10.10.13

Brantôme. Un abate censurato (Alberto Savinio)

Alberto Savinio
Questo testo, ripreso dalla pagina culturale di “Repubblica” è una scheda, una “voce” da dizionario, realizzata di Alberto Savinio, magnifica per essenzialità di scrittura, ricchezza informativa, capacità di suggestione. Savinio è noto soprattutto come fratello di Giorgio De Chirico, ma è ampiamente meritevole - come pittore e come scrittore - di autonoma fama. 
Le dame galanti, il libro di cui qui soprattutto ragiona, nella Francia ancora percorsa da qualche fremito di puritanesimo ugonotto, è riuscito a passare dalla categoria del “libri proibiti” a quella dei “classici”. Nell’Italia cattolica, ritenuta dal cattolico Savinio se non più tollerante almeno più accomodante, ciò non è accaduto e non esistono traduzioni nelle grandi collezioni di classici. 
Un piccolo assaggio, opera mia, lo si trova in questo blog. (S.L.L.)

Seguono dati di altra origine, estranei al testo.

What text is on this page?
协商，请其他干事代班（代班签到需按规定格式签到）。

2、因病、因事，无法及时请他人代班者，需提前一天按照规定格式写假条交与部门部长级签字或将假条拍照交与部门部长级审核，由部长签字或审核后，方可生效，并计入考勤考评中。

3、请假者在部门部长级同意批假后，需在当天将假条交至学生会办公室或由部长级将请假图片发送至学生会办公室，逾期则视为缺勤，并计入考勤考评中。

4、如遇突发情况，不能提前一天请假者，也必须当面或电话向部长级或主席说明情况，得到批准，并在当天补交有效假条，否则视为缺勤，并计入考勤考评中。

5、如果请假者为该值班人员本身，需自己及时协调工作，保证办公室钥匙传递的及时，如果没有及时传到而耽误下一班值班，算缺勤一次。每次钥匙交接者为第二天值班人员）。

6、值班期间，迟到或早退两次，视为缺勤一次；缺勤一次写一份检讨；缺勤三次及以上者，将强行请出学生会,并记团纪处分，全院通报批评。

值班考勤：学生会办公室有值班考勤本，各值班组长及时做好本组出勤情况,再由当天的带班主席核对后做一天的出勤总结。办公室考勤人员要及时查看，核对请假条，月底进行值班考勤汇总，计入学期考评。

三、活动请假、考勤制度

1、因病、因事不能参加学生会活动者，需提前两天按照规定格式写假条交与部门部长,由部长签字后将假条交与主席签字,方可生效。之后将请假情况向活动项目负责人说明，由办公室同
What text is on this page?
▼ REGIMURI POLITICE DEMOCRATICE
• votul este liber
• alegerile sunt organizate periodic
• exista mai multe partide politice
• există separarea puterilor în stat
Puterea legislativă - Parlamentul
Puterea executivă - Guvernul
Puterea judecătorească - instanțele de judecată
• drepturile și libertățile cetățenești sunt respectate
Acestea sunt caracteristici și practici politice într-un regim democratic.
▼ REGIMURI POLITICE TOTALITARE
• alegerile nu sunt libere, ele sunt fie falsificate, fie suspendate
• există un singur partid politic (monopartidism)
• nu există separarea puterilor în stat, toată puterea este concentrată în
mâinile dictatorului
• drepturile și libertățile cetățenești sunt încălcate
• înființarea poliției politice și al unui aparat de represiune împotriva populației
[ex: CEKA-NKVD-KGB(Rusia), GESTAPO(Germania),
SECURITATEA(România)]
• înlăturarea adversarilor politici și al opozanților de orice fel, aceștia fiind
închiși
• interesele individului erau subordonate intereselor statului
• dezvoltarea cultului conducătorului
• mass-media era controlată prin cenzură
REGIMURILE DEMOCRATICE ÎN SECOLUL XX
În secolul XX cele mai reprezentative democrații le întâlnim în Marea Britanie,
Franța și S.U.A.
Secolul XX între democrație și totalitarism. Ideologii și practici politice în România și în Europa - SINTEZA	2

Pietro di Bourdeille, abate e signore di Brantôme, nacque a Bourdeilles (Dordogna) nel 1527. Giovanissimo, fu investito dell'abbazia di Brantôme che, a quel tempo, costituiva uno dei più ricchi proventi della provincia perigordina. Durante la sua infanzia che si svolse libera e campestre, fu indirizzato più che altro in quelle facoltà che, più tardi, avrebbero fatto di lui uno dei soliti e tipici ecclesiastici dell'epoca.
Ma il destino non alla Chiesa lo assegnava, sì alla Corte, alle camere e anticamere dei re.
Prima però di vestire la livrea del palazzo, il giovane Brantôme, che era avventuroso, partì in lunghi viaggi e in lontane visitazioni di paesi: girò tutta la Francia; nel 1559 scese in Italia; salì in Inghilterra e in Scozia, nel 1561, al seguito di Maria Stuarda; passò, nel 1564, in Ispagna e nel Portogallo e ivi partecipò alle guerre di questo paese contro gli africani, e si spinse fin nel Marocco. Tornato in Francia e insignito dell'«habito de Christo» che il re Sebastiano gli aveva dato in ricompensa delle prodezze compiute contro i Turchi e i Mori, fu ammesso a Corte da Carlo IX nella qualità di gentiluomo di camera. Ma, morto Carlo e succedutogli Enrico III, questi incominciò a vedere di malocchio l'amicizia del cortigiano per il duca d'Alençon (Le dame galanti sono dedicate: a Monsignor il duca di Alençon e di Brabante, Conte di Fiandra, figlio e fratello dei nostri re). La prudenza, l'angustia e, pare, anche le conseguenze di una infelice caduta da cavallo, determinarono Brantôme a lasciare il Louvre. Egli si ritirò dunque nelle proprie terre ove, a modo di passatempo, cominciò a scrivere vari libri di memorie. Rimangono di lui: Vite degli uomini illustri e dei grandi capitani francesi; Vite dei grandi capitani stranieri, Vite delle dame illustri; Vite delle dame galanti; Aneddoti intorno al duello; Spacconate e bestemmie degli Spagnuoli. Queste opere non furono stampate se non parecchi anni dopo la morte del loro autore, la quale accadde il 16 luglio 1614.
Tra i vari scritti di Pietro di Brantôme, Le dame galanti costituiscono la sua opera più significativa. Per il carattere, essa opera, vastissima e ciclica, di grande interesse per la storia del secolo XVI, si può qualificare un «trattato naturalistico dell'amore». E il libro ebbe influenza grandissima su tutta la letteratura posteriore.
E' deplorevole però che opere poderose, come Le dame galanti, siano state relegate in certo confinamento cauteloso che puzza di clandestino e di turpe. Il pregiudizio puritano — e quale spirito di vendetta doveva animare gli Ugonotti contro Pietro di Brantôme, da costui combattuti con le armi (nel 1568 a Mensignac, l'anno seguente a Jarnac) e beffeggiati con la penna! — volle porre il marchio infamante sull'opera del guascone.
Noi pensammo dunque che il miglior mezzo per rompere la nefasta fama che toglie dalla libera circolazione queste opere belle e meritevoli di essere lette da tutti, è il divulgarle, non più sotto il velo del libro clandestino ma nella veste chiara e nobile del libro classico.